The risks are real but finite. The 99-year leasehold in a freehold neighbourhood is a structural discount that the buyer must consciously accept in exchange for the address. The effective removal of the foreign buyer pool by the 60% ABSD means the exit market for resale is narrower than it was pre-2023. And the residual developer inventory creates near-term psf overhang risk. Buyers should not anchor to the pre-relaunch $3,600+ psf as a “from” comparator — the market has definitively repriced, and that earlier figure is not a floor.

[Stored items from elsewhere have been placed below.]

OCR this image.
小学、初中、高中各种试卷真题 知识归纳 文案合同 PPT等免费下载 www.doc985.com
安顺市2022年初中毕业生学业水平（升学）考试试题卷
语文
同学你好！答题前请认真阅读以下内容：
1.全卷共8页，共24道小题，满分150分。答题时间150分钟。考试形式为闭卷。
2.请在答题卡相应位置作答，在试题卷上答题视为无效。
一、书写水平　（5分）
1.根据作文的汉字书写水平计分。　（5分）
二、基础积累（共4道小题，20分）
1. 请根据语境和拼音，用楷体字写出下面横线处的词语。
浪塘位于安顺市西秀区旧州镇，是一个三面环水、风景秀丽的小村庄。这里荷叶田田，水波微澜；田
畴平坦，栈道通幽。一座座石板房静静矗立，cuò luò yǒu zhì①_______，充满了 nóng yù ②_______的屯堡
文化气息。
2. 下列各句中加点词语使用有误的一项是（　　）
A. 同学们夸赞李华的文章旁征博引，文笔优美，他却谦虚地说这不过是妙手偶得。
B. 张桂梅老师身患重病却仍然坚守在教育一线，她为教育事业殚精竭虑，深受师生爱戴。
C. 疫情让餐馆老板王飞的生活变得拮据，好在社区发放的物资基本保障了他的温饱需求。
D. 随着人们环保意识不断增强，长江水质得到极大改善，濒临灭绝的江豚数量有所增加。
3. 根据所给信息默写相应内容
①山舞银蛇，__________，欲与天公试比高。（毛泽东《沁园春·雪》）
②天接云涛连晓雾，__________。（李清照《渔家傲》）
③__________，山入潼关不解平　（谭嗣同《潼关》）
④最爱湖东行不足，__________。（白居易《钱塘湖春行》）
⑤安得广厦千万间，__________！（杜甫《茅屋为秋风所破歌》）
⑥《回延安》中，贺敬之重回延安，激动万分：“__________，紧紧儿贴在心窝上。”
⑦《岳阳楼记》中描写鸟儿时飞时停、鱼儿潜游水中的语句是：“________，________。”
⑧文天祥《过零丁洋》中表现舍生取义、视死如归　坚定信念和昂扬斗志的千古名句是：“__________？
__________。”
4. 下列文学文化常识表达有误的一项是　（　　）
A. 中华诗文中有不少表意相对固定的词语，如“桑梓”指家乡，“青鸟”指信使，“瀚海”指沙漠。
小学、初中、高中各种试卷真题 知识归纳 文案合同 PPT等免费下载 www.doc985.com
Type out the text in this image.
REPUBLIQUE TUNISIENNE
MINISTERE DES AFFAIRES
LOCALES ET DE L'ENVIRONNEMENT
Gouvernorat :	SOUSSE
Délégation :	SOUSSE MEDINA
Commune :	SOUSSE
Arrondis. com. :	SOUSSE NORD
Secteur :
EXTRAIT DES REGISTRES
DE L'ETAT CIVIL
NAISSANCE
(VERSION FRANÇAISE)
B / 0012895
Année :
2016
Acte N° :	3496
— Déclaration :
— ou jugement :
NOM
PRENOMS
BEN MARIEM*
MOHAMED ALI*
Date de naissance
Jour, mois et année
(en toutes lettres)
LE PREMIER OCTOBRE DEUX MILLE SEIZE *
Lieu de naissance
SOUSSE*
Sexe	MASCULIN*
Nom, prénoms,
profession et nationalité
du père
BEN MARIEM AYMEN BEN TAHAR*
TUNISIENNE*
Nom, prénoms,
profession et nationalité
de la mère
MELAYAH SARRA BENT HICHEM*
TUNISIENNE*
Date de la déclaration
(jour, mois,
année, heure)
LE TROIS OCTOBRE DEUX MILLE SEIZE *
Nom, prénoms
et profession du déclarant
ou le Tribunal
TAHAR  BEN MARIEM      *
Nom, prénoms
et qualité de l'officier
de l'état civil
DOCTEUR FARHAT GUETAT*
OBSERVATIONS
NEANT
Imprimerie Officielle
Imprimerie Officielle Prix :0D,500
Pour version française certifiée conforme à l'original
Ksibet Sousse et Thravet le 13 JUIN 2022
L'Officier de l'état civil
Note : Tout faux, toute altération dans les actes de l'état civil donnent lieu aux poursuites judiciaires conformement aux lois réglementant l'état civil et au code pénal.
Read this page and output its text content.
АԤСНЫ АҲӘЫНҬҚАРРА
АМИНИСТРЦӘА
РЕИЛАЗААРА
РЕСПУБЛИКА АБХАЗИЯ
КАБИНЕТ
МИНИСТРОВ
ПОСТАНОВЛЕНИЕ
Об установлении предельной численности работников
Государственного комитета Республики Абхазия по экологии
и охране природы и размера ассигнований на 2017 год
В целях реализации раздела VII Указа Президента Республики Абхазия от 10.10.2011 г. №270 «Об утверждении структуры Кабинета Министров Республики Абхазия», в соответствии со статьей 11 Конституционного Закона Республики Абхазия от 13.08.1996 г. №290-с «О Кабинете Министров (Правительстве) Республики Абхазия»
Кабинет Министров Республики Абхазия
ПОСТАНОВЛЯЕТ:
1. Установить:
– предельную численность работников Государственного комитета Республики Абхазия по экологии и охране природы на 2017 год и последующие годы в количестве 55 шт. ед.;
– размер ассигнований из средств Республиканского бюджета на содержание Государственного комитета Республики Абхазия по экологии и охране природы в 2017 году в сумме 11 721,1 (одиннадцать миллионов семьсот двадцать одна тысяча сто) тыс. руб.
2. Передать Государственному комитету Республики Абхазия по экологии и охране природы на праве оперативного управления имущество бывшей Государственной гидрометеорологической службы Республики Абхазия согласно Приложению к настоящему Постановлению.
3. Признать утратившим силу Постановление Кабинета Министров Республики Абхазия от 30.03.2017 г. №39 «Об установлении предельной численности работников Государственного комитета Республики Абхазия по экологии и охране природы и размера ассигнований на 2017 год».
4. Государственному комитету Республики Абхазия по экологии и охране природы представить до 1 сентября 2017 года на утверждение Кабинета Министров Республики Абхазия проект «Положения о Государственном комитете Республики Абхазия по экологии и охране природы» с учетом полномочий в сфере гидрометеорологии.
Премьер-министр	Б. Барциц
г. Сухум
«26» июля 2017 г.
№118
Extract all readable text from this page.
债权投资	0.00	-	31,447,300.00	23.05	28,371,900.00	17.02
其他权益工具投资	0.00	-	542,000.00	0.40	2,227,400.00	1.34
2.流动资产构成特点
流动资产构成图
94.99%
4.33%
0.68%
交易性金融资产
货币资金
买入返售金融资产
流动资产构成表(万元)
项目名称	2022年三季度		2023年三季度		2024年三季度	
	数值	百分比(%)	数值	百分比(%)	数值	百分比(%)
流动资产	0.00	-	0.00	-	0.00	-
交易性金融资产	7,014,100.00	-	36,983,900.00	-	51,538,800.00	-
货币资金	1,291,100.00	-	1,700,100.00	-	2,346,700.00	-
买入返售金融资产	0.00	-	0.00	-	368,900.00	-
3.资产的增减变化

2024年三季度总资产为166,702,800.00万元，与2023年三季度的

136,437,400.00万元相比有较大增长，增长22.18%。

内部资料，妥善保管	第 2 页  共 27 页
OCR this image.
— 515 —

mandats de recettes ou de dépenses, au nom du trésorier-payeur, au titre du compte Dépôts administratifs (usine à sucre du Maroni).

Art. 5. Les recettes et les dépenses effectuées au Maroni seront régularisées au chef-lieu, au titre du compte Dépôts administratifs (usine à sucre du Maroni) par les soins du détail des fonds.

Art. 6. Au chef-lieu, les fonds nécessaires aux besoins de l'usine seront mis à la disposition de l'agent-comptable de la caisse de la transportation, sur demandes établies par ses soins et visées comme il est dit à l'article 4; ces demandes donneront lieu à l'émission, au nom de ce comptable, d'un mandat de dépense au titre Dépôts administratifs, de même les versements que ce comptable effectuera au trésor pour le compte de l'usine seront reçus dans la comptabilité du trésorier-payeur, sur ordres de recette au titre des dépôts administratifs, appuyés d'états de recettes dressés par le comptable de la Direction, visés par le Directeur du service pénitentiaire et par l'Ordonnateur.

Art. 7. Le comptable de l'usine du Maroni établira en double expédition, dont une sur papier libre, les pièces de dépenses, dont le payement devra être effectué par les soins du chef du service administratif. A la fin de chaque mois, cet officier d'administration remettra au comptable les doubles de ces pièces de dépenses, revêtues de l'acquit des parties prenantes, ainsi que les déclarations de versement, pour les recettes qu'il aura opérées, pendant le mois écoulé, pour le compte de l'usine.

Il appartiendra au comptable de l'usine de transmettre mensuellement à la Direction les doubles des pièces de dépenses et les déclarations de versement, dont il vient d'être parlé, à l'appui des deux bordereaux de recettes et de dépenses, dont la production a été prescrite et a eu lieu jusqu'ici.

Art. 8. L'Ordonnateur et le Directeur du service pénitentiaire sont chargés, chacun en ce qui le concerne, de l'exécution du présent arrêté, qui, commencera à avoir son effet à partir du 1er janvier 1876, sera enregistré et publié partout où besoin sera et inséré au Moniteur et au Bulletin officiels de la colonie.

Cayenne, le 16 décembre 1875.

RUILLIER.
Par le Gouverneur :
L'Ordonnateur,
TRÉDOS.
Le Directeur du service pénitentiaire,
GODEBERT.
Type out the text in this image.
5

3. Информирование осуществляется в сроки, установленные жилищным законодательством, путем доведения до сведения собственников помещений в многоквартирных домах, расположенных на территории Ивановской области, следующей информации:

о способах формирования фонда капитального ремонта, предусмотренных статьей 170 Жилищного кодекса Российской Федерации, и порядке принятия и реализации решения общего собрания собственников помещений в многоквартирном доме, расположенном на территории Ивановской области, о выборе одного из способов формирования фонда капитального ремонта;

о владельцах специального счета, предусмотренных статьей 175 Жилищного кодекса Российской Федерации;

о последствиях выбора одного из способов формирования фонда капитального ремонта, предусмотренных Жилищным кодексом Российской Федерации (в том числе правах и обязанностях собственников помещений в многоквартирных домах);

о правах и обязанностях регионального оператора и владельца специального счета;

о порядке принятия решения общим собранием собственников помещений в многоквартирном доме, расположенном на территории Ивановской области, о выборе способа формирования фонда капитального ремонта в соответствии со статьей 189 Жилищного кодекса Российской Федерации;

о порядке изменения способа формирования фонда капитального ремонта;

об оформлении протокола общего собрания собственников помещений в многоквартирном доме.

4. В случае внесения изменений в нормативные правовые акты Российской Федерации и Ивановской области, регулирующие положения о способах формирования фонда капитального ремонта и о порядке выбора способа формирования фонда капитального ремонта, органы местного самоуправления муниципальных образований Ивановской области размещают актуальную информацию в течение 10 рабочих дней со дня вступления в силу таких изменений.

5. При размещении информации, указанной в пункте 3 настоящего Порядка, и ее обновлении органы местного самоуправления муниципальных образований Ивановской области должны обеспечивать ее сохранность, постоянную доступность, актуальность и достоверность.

The suggested holding period for an owner-occupier is 7–12 years: long enough to amortise transaction costs and benefit from any structural uplift from the Orchard Boulevard TEL line completing its catchment effect, but not so long that the lease-decay discount begins to compress exit values. For investors, a break-even analysis using the buy-to-let calculator against current rental evidence from URA rental contracts should precede any purchase decision. Cuscaden Reserve earns a qualified recommendation for the right buyer profile — but “right buyer” is doing real work in that sentence.